Quem recorre ao Tribunal Constitucional para contestar a validade de uma qualquer lei ou norma à luz da Constituição costuma fazê-lo com prévio e bem audível anúncio público e como prova de empenho numa luta por uma causa que considera justa.

Tivemos muito disso nos últimos quatro anos, como sabemos, com ameaças consequentes de pedidos de verificação de muitos diplomas que sairam da maioria PSD/CDS.

Mas desta vez foi diferente. Os 30 deputados que pediram ao Tribunal Constitucional para verificar a constitucionalidade da redução das subvenções vitalícias para titulares de cargos políticos optaram por fazê-lo pela calada, em silêncio e na esperança de que nunca se soubesse quem eram os autores de tal iniciativa.
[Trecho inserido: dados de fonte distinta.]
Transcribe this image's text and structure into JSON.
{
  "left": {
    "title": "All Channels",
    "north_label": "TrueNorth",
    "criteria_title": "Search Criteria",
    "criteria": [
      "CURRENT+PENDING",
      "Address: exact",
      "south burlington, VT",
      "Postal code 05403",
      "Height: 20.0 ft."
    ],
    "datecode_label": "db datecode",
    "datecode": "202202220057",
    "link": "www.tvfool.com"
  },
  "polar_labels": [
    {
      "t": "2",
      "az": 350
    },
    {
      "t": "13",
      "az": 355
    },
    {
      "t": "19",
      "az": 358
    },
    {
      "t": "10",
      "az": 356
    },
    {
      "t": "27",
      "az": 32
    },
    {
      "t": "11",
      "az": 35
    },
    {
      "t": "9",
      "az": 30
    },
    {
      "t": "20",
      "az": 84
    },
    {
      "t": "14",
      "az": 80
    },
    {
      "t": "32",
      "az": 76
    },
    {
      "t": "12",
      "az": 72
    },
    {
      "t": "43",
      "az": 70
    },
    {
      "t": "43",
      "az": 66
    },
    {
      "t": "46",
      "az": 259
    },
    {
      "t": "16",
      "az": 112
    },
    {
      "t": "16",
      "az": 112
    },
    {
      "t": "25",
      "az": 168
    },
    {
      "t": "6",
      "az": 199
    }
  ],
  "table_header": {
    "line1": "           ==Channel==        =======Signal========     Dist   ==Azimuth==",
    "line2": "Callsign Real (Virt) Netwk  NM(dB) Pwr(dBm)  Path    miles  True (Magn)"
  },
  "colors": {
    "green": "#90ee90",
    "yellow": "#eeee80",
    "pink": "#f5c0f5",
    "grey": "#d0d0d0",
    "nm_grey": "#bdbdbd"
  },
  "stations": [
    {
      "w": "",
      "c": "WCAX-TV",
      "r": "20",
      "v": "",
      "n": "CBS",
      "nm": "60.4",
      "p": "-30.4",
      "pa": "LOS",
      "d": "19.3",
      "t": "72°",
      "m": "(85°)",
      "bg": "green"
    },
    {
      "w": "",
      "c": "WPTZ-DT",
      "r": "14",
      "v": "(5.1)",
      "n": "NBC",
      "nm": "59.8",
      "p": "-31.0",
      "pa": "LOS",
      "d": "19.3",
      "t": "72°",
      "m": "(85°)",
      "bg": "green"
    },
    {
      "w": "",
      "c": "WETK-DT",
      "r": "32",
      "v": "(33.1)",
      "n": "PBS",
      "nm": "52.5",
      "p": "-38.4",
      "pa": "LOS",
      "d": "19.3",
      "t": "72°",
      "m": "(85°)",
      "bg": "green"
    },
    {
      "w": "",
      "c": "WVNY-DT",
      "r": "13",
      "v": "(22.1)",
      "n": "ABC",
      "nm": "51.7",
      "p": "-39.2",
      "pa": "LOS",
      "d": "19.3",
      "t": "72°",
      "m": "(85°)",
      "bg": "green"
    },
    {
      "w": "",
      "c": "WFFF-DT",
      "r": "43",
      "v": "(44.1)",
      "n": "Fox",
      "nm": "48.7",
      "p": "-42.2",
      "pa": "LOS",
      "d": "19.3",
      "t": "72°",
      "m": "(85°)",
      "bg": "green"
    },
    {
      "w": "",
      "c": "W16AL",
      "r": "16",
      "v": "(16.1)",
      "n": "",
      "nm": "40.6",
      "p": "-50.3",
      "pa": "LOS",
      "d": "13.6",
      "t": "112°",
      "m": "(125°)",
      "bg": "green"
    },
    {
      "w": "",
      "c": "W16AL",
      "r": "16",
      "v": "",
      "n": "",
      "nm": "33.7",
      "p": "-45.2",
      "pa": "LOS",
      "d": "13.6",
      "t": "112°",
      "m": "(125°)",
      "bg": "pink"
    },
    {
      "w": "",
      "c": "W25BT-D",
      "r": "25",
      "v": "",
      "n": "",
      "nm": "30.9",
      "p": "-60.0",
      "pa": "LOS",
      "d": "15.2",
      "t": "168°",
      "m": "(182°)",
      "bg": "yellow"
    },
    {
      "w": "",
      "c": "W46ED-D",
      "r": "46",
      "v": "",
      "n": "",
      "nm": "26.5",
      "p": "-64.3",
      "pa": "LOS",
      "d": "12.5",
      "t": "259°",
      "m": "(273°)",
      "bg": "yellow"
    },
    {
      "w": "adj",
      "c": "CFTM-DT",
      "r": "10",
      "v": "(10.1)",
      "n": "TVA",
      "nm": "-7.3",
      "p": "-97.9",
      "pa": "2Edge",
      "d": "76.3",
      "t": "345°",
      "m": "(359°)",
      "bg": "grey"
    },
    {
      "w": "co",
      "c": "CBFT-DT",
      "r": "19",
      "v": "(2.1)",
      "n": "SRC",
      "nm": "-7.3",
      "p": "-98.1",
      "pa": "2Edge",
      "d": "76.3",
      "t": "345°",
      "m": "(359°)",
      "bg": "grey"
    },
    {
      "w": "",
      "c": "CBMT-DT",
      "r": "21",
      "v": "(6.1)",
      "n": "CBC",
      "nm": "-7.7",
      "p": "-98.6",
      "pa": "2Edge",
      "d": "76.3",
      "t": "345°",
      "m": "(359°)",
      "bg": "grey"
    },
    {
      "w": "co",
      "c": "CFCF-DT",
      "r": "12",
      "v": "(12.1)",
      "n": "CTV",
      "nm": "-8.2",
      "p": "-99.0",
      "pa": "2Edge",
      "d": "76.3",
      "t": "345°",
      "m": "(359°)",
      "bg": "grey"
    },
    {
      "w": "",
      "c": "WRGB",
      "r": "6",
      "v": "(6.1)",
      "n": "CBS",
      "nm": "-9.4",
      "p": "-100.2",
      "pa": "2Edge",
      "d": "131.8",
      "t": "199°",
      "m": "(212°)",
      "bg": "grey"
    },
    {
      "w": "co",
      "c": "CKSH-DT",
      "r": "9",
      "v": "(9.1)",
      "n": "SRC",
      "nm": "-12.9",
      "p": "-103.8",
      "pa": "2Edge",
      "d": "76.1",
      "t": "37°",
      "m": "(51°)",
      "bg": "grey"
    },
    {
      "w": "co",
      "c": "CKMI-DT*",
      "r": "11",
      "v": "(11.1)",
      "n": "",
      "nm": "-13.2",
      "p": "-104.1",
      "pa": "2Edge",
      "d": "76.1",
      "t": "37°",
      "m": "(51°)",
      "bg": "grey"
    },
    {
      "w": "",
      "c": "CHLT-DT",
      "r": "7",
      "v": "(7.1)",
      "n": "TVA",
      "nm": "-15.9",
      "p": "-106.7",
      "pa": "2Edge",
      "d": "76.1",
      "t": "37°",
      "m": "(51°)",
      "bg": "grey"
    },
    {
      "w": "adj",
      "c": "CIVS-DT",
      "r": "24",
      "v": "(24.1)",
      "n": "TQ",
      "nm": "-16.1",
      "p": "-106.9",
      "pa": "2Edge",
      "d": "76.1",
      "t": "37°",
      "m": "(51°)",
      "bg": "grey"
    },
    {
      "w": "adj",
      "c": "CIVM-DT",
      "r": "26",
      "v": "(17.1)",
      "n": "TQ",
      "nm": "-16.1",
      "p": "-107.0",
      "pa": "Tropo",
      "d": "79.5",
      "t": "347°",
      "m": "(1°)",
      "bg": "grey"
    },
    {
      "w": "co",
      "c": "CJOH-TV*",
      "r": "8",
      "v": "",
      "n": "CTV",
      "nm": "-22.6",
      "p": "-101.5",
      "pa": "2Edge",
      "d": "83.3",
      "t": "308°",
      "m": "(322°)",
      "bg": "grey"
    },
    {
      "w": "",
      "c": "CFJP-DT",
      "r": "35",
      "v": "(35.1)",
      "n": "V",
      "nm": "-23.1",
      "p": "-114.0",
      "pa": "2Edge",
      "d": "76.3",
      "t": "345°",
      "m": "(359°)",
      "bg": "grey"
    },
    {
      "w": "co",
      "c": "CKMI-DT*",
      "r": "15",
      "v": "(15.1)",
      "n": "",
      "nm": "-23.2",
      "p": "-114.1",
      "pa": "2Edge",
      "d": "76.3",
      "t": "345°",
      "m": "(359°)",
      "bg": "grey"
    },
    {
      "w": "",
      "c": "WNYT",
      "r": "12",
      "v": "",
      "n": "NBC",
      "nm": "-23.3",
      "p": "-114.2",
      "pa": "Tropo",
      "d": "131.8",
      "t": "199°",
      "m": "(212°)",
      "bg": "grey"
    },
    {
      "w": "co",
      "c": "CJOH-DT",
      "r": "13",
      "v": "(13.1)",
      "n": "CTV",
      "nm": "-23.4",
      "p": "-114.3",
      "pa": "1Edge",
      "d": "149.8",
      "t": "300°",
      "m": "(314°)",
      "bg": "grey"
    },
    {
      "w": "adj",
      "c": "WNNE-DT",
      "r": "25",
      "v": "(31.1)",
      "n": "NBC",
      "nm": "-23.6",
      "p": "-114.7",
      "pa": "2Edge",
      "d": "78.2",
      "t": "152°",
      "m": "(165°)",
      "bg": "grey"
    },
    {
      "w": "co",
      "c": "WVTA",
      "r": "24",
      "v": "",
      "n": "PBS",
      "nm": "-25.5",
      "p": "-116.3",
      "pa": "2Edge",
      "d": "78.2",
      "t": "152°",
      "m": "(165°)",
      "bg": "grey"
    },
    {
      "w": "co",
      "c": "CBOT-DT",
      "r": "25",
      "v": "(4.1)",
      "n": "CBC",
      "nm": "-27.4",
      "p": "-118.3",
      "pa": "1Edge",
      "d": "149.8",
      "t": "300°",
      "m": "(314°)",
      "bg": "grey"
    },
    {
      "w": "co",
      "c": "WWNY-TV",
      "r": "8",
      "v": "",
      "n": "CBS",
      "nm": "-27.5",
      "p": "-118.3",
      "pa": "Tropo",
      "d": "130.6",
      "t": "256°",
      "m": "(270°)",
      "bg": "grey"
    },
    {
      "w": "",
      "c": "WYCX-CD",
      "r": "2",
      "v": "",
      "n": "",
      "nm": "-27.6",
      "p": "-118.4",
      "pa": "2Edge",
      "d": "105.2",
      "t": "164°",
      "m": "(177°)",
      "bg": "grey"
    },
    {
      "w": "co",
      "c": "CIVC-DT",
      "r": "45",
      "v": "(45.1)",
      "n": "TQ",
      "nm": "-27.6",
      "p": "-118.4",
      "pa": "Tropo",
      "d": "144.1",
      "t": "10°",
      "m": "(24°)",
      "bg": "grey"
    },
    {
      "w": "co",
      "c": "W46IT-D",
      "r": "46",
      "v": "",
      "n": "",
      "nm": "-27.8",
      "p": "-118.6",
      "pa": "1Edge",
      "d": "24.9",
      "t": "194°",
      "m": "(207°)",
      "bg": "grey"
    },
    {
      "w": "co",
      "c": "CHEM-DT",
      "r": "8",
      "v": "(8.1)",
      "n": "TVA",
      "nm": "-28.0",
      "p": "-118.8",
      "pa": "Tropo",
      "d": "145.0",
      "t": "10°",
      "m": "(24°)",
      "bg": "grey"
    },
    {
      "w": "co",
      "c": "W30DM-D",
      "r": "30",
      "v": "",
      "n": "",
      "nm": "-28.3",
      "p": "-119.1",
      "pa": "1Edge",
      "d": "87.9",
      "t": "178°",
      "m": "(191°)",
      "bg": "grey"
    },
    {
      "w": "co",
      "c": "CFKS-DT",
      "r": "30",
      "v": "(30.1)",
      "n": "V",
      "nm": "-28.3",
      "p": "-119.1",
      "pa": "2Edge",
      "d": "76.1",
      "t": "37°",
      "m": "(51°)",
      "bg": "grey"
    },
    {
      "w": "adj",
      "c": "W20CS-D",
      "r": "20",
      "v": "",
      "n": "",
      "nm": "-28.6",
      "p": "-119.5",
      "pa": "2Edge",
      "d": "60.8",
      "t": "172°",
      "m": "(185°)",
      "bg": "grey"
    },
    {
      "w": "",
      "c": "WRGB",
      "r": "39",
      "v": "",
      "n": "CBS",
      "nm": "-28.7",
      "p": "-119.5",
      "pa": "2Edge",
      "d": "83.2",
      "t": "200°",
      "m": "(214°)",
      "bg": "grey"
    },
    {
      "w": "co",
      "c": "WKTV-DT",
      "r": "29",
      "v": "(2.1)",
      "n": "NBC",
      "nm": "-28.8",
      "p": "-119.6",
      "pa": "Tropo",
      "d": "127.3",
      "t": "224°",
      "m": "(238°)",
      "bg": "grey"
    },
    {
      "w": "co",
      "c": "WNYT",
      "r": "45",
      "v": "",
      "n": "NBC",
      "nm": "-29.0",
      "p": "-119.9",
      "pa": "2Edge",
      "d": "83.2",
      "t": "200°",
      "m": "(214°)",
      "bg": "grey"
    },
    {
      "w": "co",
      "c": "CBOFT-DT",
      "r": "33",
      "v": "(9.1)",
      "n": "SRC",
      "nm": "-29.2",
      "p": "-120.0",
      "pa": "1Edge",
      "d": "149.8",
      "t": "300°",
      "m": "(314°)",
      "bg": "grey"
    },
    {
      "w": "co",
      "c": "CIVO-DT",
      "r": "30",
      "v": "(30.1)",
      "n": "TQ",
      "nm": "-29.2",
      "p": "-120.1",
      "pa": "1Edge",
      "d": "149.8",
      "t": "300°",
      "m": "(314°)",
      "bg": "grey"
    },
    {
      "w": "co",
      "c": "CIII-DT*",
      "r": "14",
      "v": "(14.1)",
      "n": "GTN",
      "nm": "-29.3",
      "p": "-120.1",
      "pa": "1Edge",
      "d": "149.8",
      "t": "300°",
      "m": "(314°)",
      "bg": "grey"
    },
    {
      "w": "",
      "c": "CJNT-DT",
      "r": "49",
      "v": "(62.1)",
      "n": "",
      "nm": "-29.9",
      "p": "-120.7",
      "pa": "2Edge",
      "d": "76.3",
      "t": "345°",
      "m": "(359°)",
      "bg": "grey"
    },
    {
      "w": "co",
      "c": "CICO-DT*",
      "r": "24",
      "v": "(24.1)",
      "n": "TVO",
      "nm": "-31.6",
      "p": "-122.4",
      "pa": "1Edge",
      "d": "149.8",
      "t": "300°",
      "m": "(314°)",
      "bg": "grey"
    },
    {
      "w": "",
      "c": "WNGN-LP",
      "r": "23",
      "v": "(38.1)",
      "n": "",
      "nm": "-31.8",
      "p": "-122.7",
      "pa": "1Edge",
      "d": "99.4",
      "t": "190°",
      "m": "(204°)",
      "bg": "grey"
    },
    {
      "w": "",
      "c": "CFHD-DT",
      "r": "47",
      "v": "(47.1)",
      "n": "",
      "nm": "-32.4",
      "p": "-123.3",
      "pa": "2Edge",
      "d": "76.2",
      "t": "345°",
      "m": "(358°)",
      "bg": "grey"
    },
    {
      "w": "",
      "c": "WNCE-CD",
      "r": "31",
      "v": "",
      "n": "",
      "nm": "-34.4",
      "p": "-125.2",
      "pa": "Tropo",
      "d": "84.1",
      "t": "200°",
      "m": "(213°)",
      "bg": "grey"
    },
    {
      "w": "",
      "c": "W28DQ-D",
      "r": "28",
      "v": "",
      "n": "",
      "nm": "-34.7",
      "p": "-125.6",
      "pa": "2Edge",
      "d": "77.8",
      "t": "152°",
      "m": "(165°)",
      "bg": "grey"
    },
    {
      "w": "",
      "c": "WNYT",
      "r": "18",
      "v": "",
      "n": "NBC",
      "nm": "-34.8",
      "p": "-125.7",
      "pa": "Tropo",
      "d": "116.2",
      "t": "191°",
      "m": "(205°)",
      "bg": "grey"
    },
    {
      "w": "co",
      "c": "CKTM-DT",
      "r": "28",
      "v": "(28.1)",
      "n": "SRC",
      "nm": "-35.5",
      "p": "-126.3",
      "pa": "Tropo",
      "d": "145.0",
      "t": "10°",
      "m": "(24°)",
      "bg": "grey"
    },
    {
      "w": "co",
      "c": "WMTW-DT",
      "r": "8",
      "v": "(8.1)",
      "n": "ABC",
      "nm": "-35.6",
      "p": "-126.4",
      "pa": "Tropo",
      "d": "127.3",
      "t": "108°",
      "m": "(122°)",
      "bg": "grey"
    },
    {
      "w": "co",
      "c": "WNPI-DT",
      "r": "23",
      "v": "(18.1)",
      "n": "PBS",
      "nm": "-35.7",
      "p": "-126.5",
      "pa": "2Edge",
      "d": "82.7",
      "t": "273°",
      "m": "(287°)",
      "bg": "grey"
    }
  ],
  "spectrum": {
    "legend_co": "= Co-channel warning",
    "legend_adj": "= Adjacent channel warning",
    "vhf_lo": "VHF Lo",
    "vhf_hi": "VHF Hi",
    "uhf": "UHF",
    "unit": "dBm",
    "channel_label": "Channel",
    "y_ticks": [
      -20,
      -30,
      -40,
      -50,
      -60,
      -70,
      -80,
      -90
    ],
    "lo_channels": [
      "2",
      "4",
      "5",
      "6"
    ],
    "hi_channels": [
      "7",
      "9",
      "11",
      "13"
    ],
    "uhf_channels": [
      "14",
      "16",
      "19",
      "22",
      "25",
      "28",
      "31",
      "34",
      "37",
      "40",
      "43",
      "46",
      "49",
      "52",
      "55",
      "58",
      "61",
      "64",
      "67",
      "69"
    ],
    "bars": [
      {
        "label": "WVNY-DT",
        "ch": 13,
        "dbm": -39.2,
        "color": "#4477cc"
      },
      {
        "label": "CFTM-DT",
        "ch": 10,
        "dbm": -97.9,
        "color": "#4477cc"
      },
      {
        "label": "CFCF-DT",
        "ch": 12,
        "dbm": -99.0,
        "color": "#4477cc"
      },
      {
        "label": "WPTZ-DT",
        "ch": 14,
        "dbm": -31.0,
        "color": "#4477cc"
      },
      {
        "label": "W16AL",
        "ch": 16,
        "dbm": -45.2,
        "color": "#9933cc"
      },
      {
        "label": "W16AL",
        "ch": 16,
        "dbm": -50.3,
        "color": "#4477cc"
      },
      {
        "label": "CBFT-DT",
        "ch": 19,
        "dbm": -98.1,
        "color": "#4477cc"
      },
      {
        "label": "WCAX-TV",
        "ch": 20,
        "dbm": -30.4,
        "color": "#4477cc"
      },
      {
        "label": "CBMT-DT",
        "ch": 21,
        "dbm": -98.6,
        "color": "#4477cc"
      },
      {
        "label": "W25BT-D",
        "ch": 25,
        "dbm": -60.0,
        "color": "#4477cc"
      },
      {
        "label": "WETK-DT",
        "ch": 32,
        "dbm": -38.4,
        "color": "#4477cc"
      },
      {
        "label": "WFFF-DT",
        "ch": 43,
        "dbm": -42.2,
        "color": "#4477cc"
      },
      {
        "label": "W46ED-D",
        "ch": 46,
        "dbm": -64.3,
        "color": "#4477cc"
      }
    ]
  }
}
Entende-se porquê. O despudor é tão grande que até eles o perceberam.

O TC analisou e decidiu. Depois, os jornalistas fizeram o seu trabalho e hoje sabemos quem são. A lista está aqui, no final deste artigo. Devemos conhecê-la e guardá-la.

Há ali gente dos dois principais partidos, PS e PSD. E haverá ali de tudo em termos de seriedade, competência, entrega à causa pública, honestidade financeira e intelectual e o mais que quisermos. Uma lista de 30 é suficientemente abrangente para lá ter de tudo.

Mas uma coisa, pelo menos, os une a todos: a ideia de que têm o direito a receber de forma vitalicia uma renda mensal paga pelos contribuintes equivalente a 80% do seu último ordenado só pelo facto de terem desempenhado cargos políticos durante pelo menos 12 anos. Isto independentemente de terem outras fontes de rendimento, pensões de reforma, ordenados, o que quer que seja. E é uma ideia tão forte, esta de que o privilégio desproporcionado é um direito, que até estiveram dispostos a lutar juridicamente por ele, dando-se ao trabalho de o contestar junto do TC.

É uma falta de vergonha sem nome. Sobretudo porque o contexto em que aconteceu é o que sabemos. Nos últimos anos, foram milhões os portugueses que viram cortados direitos que davam como adquiridos: salários, reformas, subsídios de subsistência, indemnizações em caso de despedimento e tudo o que sabemos. Mas também porque a norma que constava do Orçamento do Estado de 2015 e que o TC agora declarou inconstitucional salvaguardava a eventual necessidade dos beneficiários da subvenção vitalícia: só era cortada a quem não tivesse rendimentos superiores a 2.000 euros por mês. Apesar disso eles avançaram. Chocante, não é? Mas aconteceu.

Não diabolizo o TC, que tem que fazer aplicar a Constituição que existe, de acordo com o entendimento do seu colectivo, e não outra qualquer que não temos. Mas não deixa de ser curioso que muitos dos que aplaudiram as decisões do TC que reverteram muitas medidas de austeridade nos últimos anos e acusaram o governo anterior de estar a governar contra a Constituição sejam agora os mesmos que criticam esta decisão dos juízes. Incluo aqui o PCP e o BE que estão contra a existência da subvenção vitalícia, posição que subscrevo na íntegra. Mas temos que apelar aos deputados destes dois partidos que sejam consequentes com essa sua posição: apresentem no Parlamento uma lei que acabe com ela de vez para todos e, se necessário for, avancem com uma proposta de revisão da Constituição que o permita. Passem das palavras aos actos que a causa bem o merece.

Em 2005, o Governo de José Sócrates deu um enorme contributo para se acabar com este absurdo privilégio ao legislar que ele terminaria daí para a frente. Resta agora completar o serviço e terminar com as sinecuras antigas que ainda sobrevivem e que tão bem simbolizam o chamado Bloco Central dos interesses. Um país que obriga os contribuintes a um pagamento vitalício a Armando Vara e Dias Loureiro pelos bons serviços prestados ao Estado - só para citar dois casos que beneficiavam dele em 2013 - não é um país decente. É um sítio que teima em manter-se mal frequentado.